I'm fine with this, but SQL has some lingering shortcomings:
- Inability to express recursive/nested datasets directly (tree-like).
- General inability to express structural sharing and graphs directly.
- Inability to express associative (map-like) relationships directly.
- ...
Some of these are solved in the SQL standard, but not universally adopted. Others are solved by particular databases, but also not universally adopted. For the rest, of course you can solve it if we add the condition "some assembly required" when you get the data.
But if you have to assemble and disassemble the data at every step, it stops being a viable pipeline choice. It's as good as serializing into CSV, JSON, or whatever. In fact, JSON at least can nest.
Largely my take as well... I will say, I'm not a fan of using the DB Engine to self-injest or export data... I do prefer newline delimited json for import/export as it tends to be easier than CSV usually is.
The variations in SQL dialects/engines are pretty broad... and in some cases (mysql, ugh) straight ANSI SQL syntax may or may not work as expected. Not to mention more esoteric data like JSON or XML data columns.

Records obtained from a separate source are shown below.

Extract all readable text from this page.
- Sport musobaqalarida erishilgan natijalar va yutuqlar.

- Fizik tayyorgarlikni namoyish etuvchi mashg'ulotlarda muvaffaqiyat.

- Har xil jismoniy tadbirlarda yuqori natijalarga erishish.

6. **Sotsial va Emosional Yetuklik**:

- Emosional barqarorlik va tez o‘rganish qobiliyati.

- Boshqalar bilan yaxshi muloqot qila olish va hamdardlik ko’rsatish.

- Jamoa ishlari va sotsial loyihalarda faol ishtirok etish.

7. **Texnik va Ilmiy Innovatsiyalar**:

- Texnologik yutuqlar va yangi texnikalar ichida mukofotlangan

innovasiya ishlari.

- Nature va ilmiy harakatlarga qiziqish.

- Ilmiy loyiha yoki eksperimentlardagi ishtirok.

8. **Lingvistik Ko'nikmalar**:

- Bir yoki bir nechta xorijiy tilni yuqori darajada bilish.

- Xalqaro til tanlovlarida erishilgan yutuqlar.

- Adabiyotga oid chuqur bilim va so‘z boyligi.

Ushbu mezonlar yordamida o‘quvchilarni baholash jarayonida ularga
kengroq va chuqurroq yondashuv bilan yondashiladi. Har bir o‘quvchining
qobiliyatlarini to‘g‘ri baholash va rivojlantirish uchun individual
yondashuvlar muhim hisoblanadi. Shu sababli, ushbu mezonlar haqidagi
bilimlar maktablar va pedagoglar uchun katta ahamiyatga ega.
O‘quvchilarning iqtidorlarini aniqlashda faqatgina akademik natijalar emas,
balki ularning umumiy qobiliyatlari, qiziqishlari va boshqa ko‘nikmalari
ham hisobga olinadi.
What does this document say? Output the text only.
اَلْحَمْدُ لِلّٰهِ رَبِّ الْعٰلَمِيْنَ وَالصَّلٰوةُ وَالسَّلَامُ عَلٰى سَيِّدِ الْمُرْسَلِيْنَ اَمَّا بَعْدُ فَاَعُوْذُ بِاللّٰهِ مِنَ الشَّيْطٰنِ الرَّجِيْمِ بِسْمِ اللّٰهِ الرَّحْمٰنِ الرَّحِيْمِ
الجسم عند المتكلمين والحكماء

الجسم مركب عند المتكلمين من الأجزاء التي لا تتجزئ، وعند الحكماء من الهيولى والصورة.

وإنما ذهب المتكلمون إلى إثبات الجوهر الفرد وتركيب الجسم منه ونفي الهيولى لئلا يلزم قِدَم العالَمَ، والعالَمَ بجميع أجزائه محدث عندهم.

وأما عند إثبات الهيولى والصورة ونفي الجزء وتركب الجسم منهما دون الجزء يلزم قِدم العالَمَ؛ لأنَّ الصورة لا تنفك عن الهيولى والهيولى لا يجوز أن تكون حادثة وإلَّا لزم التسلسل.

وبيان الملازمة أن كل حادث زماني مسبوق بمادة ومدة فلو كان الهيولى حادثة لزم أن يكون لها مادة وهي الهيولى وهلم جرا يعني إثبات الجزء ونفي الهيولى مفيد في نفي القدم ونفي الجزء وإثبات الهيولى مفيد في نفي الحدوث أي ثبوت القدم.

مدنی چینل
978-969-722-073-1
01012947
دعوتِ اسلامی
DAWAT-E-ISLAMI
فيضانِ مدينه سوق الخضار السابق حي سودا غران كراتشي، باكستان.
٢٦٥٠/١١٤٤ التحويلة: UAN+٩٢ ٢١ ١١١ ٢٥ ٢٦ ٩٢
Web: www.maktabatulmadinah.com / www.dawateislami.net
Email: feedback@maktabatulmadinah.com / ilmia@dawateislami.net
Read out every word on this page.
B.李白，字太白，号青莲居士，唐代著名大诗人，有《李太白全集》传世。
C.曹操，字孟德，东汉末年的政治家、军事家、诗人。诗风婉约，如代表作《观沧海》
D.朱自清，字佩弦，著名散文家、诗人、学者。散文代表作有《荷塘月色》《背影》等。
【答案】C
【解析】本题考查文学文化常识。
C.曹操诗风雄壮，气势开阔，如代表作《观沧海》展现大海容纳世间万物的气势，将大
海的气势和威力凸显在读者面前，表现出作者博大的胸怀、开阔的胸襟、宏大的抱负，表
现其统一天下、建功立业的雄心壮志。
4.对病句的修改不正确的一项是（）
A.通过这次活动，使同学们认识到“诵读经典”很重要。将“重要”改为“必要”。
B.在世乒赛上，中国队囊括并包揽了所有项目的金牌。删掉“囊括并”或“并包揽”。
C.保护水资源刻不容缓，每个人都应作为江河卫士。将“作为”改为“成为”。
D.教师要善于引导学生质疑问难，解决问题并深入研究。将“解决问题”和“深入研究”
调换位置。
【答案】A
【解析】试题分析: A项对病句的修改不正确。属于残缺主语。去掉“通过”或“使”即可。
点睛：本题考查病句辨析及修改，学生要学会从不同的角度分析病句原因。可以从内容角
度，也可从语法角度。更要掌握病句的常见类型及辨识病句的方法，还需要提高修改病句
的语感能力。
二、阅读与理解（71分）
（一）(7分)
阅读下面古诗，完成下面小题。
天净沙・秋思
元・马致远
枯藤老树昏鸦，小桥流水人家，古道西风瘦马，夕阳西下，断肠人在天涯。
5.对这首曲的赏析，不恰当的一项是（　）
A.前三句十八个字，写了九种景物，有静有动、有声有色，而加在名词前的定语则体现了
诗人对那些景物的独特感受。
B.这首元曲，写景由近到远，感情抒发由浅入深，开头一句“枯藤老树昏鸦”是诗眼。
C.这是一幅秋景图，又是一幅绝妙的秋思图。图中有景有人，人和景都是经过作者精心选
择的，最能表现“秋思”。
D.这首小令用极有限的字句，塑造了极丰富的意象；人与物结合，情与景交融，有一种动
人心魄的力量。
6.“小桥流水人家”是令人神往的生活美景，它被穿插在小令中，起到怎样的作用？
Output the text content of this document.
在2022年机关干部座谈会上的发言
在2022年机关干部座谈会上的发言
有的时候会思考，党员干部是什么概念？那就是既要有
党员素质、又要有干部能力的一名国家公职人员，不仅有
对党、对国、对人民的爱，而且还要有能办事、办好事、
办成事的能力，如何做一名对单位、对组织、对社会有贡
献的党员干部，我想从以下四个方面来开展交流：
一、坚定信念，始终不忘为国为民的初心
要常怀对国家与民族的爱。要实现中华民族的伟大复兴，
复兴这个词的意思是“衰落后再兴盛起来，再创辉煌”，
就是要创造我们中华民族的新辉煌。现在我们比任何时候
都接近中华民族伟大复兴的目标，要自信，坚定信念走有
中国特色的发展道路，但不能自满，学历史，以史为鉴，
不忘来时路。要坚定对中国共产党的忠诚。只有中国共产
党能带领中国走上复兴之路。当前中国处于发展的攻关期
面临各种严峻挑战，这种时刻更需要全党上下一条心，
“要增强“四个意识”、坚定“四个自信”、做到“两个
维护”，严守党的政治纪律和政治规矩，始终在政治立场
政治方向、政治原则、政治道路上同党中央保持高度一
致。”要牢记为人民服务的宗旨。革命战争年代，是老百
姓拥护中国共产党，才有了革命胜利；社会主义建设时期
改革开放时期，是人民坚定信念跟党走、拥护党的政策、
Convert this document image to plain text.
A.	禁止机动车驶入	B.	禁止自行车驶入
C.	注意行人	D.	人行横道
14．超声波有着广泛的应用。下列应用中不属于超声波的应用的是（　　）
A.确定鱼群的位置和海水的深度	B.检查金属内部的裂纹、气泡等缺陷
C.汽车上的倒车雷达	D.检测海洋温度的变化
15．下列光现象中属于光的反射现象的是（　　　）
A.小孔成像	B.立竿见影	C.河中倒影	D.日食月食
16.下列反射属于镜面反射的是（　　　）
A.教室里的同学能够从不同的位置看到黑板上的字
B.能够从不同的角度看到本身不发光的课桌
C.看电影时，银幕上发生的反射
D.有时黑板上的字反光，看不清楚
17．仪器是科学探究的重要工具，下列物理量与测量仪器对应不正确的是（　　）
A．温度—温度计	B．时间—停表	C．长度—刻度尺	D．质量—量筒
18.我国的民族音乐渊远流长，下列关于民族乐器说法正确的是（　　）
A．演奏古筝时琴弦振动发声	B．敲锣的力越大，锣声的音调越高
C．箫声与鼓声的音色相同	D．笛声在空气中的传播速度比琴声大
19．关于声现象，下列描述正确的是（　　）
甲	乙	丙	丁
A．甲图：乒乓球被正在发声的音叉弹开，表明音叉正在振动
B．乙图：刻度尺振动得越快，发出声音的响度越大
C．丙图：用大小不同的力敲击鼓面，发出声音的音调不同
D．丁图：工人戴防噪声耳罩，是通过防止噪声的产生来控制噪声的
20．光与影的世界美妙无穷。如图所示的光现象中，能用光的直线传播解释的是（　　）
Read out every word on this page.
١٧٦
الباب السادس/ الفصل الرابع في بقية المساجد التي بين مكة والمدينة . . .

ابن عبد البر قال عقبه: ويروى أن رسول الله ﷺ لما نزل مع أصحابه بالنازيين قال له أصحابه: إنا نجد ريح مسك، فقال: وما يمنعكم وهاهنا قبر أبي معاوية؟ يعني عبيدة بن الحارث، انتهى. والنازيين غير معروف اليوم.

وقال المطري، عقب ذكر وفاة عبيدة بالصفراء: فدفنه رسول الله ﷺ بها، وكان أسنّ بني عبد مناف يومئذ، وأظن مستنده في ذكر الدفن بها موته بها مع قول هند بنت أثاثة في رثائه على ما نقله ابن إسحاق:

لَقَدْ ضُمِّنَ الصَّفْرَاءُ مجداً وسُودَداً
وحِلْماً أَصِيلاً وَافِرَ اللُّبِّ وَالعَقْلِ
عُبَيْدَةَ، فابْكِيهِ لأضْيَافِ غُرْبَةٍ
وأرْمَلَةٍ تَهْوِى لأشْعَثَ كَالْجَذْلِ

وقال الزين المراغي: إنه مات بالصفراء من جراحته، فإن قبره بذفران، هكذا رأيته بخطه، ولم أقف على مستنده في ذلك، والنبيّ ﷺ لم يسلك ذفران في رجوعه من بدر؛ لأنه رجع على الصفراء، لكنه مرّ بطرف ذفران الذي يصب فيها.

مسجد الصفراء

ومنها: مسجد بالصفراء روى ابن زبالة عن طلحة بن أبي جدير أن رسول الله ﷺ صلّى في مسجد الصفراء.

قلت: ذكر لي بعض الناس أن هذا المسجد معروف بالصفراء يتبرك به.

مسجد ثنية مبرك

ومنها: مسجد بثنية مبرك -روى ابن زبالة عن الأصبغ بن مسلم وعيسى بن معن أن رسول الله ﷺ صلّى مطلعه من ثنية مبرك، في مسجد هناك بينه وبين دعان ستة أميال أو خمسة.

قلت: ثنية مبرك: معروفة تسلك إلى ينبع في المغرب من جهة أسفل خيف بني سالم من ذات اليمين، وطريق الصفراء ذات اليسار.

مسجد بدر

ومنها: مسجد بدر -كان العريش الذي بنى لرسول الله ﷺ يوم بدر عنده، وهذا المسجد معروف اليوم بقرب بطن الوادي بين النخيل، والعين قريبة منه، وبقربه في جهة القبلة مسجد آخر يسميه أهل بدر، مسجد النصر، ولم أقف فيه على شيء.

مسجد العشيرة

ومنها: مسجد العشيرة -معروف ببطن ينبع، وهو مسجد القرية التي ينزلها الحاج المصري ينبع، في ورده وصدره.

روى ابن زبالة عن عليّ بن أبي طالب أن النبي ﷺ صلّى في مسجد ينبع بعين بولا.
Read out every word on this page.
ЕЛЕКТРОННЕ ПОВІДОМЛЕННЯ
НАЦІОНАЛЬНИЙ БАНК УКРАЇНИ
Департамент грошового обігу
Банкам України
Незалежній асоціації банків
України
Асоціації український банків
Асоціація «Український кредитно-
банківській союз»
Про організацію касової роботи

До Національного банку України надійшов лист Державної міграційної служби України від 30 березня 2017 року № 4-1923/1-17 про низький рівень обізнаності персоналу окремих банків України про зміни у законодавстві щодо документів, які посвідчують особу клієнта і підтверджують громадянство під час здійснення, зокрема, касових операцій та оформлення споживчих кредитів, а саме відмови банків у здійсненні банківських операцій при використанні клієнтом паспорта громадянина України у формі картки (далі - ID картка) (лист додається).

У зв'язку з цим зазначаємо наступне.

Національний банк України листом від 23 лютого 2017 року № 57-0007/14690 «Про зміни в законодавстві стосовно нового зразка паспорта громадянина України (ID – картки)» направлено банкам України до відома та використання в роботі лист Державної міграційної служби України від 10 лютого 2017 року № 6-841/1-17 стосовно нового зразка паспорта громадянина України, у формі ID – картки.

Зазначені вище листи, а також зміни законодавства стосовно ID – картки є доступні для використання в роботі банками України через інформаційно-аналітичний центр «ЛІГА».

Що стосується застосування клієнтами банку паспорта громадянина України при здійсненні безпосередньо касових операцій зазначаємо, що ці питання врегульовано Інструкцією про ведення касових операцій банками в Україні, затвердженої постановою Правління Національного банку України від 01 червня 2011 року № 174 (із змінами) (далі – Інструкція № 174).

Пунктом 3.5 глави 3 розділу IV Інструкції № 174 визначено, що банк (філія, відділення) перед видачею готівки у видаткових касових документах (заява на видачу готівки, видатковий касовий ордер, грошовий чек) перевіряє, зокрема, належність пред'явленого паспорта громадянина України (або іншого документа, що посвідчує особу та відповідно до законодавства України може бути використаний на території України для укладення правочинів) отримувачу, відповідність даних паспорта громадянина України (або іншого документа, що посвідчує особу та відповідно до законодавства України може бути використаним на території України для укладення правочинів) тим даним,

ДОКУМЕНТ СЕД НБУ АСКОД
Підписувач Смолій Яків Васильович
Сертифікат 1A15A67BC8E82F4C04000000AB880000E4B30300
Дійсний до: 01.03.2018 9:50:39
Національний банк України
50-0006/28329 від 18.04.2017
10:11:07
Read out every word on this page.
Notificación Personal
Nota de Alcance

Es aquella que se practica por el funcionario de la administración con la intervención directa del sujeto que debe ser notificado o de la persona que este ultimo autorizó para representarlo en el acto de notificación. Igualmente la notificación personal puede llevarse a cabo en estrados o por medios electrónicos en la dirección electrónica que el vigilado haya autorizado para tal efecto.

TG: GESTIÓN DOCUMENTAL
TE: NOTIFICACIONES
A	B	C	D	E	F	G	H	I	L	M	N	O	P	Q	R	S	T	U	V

One other niggle, don't do data analytics against your live database servicing your applications... use a read mirror or replica node... The types of queries data analysts tend to run are often less than ideal in terms of performance characteristics. Developers can create bad enough queries as it is, let alone a DA query locking a key table for many seconds.
It’s definitely true that making a dataset into something SQL can elegantly handle is not always easy, for example, dealing with JSON. But that’s also kind of the point. It thrives on flat, relational data. And having that relational layer makes doing things with data very easy.
- Inability to express recursive/nested datasets directly (tree-like).
- General inability to express structural sharing and graphs directly.
- Inability to express associative (map-like) relationships directly.
- ...
Some of these are solved in the SQL standard, but not universally adopted. Others are solved by particular databases, but also not universally adopted. For the rest, of course you can solve it if we add the condition "some assembly required" when you get the data.
But if you have to assemble and disassemble the data at every step, it stops being a viable pipeline choice. It's as good as serializing into CSV, JSON, or whatever. In fact, JSON at least can nest.